Two Robots Walk Into a Pole Barn… New Prague Wasn’t Ready
Some demos start with a clean floor, a wide-open space, and a nice easy route. This was not that.
RevoRoute Robotics recently headed down to good old New Prague, Minnesota, to meet with a construction business owner who wanted to test the robots in one of his pole barns. But he did not want to start with the cleanest building or the easiest floor. He wanted to start with the dirtier one first.
It also happened to be the smallest pole barn he had, sitting next to the big boy pole barn that would be the real prize if the demo went well. So at first, I was thinking, “Alright, not bad. Smaller building. Easier demo. We might have ourselves an easy win here.”
Then we walked inside, and that confidence lasted about five seconds.
The floor had dirt, mud chunks, sticky grime, and the kind of mess that makes you stop pretending it is going to be a simple little demo. It was smaller, yes — but it definitely was not easier. This was not the warm-up round. This was the test.
And honestly, that made it better.
Because if the CleanBoss C40 and CleanPro C30 could handle the dirty little pole barn first, then the bigger one next door became a much more serious conversation.
I gave him a little crap about it too, because he definitely was not easing the robots into the job. He was giving them a real test right out of the gate. No freshly swept floor. No “let’s make the robot look good” environment. No soft launch. Just grime, dirt, mud chunks, sticky spots, and a pretty fair question:
Can these things actually handle it?
He wanted to see both the CleanBoss C40 and the CleanPro C30, which made the demo even better. We had never really done a true duo tag-team setup like that at the same demo before. Usually, we are focused on one robot, one route, one setup, and one kind of test. This time, we had both robots mapped, moving, adjusting, and working through the same environment.

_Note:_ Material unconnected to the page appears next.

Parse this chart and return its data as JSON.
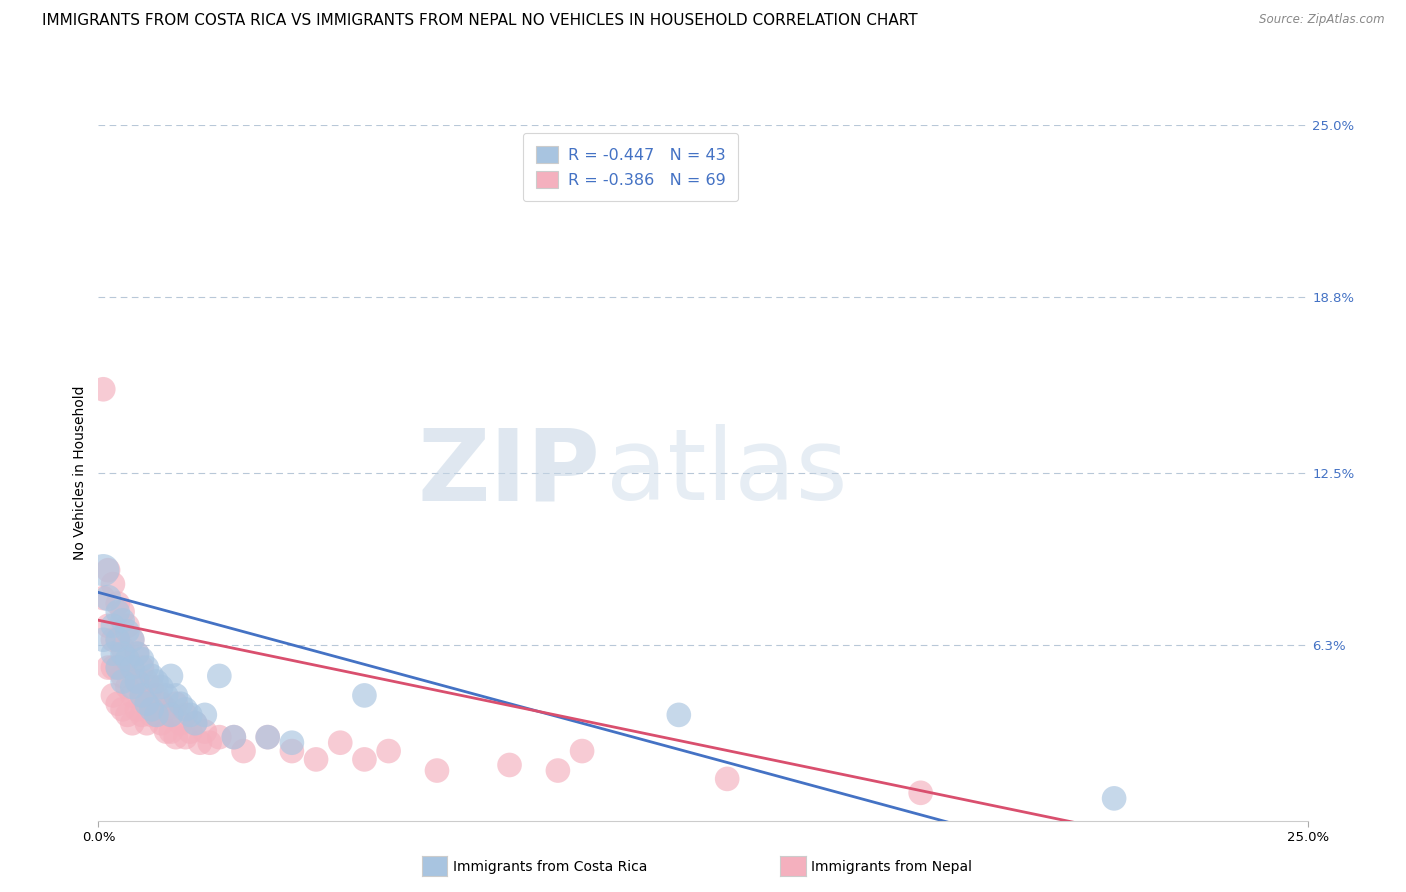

Basically, it turned into a robot tag-team match.
We mapped both robots, set them up for the space, and started testing. The CleanPro C30 got to work. The CleanBoss C40 got to work. And we started playing with settings to see what made the most sense for that specific floor.
That is a big part of what these demos are really about. It is not just turning a robot on and hoping it looks cool. It is learning the environment, testing routes, adjusting settings, seeing how the floor responds, and figuring out how the robots can actually be useful in that specific building.
And I will be honest — I was a little nervous.
Some of the dirt and mud chunks were bigger than what I wanted to see. Some of the sticky grime looked like it had signed a long-term lease on the concrete. And with a construction pole barn, you never really know what the robots are going to run into until they are actually out there doing the work.
But sure enough, the duo did way better than I expected.
The C30 and C40 worked together really well, and it gave us a cool look at how different robots can complement each other in the same facility. One robot does not always have to be the whole answer. Sometimes the better setup is using the right robots together for the right environment.
The smaller pole barn became the proving ground. If the robots could handle that floor, then the big boy pole barn next door became a much more serious opportunity.
Then the demo got even better: he wanted to test scheduled tasks late at night and early in the morning.
That is where things started to feel really real. It is one thing to watch a robot clean while everyone is standing around staring at it. It is another thing to schedule it, leave it alone, and come back the next day to see what actually happened.
So we set up the scheduled tasks and let the robots do their thing. Late-night routes. Early-morning routes. No audience. No babysitting. No one standing there trying to make the demo look good. Just the robots working while everyone else was gone.
The next day, we went back to get them.
And honestly, we were blown away.
The floor looked amazing.
For a pole barn that started out with dirt, mud chunks, sticky grime, and plenty of reasons to make me nervous, the result was way better than I expected. The robots did not just survive the test. They showed why this kind of technology can make sense in real working environments.
That is the part I love about demos like this. They are not perfect. They are not polished. They are not staged to make the robot look good. They are real.
Real dirt. Real buildings. Real business owners. Real questions. Real results.
And sometimes, the best proof is walking back in the next day and realizing the robots handled more than you thought they would.
New Prague gave the CleanBoss C40 and CleanPro C30 a pretty serious test. The dirty little pole barn was supposed to decide whether the bigger one was even worth talking about.
The duo showed up ready.
And that floor looked a whole lot better when they were done.